When the alloy 106 is cut, the second cylinder 202 is started to drive the pushing plate 203 to move, the pushing plate 203 passes through the slot 205 to push the cut alloy 106, the cut alloy 106 is pushed to pass through the discharge slot 206 and falls into the collecting box 204 to be collected, and then the pushing plate 203 returns to the initial position under the action of the second cylinder 202 to start cutting next time.

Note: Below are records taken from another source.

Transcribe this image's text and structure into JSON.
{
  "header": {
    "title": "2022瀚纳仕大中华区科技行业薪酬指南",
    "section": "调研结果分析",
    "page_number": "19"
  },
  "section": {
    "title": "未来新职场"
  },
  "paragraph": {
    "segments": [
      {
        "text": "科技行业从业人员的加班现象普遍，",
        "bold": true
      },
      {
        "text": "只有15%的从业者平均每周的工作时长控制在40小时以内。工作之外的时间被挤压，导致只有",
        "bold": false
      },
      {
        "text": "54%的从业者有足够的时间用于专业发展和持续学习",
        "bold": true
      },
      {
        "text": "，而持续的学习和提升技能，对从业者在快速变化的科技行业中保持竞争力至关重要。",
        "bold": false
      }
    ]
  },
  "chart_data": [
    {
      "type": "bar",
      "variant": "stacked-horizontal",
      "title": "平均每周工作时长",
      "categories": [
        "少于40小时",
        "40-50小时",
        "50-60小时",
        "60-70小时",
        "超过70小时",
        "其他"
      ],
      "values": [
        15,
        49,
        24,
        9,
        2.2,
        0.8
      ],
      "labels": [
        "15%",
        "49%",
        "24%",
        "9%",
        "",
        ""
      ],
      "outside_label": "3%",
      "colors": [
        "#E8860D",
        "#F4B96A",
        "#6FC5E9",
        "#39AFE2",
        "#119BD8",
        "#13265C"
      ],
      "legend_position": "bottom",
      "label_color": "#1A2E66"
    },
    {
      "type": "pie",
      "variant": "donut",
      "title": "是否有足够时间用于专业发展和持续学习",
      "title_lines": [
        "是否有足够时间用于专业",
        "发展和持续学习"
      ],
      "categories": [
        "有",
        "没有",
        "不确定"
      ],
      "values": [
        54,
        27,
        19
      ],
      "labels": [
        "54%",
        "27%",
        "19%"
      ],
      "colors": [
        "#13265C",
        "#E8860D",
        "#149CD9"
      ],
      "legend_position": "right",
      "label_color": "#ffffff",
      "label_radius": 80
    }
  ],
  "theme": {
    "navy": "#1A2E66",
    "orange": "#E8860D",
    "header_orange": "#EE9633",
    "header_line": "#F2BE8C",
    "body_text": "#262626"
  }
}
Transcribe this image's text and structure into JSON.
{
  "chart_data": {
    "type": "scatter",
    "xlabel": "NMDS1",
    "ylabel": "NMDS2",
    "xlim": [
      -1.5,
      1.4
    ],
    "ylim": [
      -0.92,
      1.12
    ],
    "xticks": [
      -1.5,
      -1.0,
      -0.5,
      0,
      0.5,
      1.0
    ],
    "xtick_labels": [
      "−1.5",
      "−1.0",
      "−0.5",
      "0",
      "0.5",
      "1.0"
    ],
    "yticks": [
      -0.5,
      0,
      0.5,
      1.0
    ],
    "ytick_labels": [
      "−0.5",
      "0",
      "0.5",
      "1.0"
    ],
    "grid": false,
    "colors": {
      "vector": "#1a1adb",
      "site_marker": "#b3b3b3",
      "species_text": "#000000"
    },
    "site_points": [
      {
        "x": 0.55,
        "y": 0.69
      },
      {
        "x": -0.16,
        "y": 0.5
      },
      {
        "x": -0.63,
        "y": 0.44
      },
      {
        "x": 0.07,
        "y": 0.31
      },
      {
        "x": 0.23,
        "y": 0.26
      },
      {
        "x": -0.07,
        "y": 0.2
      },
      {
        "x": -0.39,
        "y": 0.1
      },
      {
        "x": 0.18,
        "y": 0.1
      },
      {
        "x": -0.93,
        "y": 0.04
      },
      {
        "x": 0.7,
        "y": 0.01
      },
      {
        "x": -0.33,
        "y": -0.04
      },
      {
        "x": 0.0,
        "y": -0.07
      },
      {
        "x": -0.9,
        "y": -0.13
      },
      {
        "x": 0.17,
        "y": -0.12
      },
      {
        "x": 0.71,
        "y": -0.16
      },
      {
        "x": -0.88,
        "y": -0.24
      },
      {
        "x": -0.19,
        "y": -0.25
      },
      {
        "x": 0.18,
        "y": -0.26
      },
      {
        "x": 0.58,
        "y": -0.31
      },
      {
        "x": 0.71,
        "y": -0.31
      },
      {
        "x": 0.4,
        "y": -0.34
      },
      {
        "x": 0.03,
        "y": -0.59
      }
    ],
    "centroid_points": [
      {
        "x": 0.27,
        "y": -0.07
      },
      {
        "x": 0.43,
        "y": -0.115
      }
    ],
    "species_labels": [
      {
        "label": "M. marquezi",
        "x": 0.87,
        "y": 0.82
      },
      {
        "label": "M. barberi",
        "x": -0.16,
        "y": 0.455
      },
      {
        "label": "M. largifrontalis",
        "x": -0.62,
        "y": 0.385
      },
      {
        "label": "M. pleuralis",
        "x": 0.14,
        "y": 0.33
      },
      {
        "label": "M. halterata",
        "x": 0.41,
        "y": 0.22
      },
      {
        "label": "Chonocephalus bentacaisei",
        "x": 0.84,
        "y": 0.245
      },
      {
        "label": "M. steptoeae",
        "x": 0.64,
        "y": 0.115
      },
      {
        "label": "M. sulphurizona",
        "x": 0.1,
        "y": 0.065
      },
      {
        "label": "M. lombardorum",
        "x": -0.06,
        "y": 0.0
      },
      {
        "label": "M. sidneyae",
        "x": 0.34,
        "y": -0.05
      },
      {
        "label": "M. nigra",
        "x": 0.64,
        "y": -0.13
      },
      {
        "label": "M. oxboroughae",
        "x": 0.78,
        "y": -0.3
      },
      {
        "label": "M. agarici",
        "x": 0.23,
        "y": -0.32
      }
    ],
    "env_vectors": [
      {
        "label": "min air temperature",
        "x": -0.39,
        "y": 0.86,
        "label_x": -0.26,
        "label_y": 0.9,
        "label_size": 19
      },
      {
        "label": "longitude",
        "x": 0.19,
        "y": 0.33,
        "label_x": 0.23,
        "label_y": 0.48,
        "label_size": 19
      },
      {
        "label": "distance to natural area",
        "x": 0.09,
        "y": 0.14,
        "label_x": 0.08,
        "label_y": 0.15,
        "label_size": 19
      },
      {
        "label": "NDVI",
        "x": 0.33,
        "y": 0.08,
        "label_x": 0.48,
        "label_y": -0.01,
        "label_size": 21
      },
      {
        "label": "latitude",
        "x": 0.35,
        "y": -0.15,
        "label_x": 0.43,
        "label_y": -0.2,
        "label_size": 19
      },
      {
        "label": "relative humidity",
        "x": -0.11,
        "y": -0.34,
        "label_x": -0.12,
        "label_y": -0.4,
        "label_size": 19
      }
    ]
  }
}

The foregoing disclosure is only illustrative of one or more preferred embodiments of the present utility model, and it is not intended to limit the scope of the claims hereof, as persons of ordinary skill in the art will understand that all or part of the processes for practicing the embodiments described herein may be practiced with equivalent variations in the claims, which are within the scope of the utility model.

Claims

1. An alloy electrode preparation device comprises a bottom plate and is characterized in that,

also comprises an electrode preparation assembly;

2. The alloy electrode manufacturing apparatus according to claim 1, wherein,

3. The alloy electrode manufacturing apparatus according to claim 2, wherein,

4. The alloy electrode manufacturing apparatus according to claim 3, wherein,

5. The alloy electrode manufacturing apparatus according to claim 4, wherein,

6. The alloy electrode manufacturing apparatus according to claim 5, wherein,

the discharging assembly comprises a mounting block, a second cylinder, a pushing plate and a collecting box, wherein the supporting frame is provided with a slot and a discharging groove, the slot and the discharging groove are positioned on the same horizontal line, the mounting block is arranged above the bottom plate and positioned on one side of the supporting frame, the second cylinder is arranged above the mounting block, the pushing plate is arranged at the output end of the second cylinder, the pushing plate is mutually matched with the slot and the discharging groove, and the collecting box is arranged on one side of the supporting frame away from the second cylinder.

7. The alloy electrode manufacturing apparatus according to claim 6, wherein,

the alloy electrode preparation equipment further comprises four supporting legs, wherein the four supporting legs are fixedly connected with the bottom plate and are positioned below the bottom plate.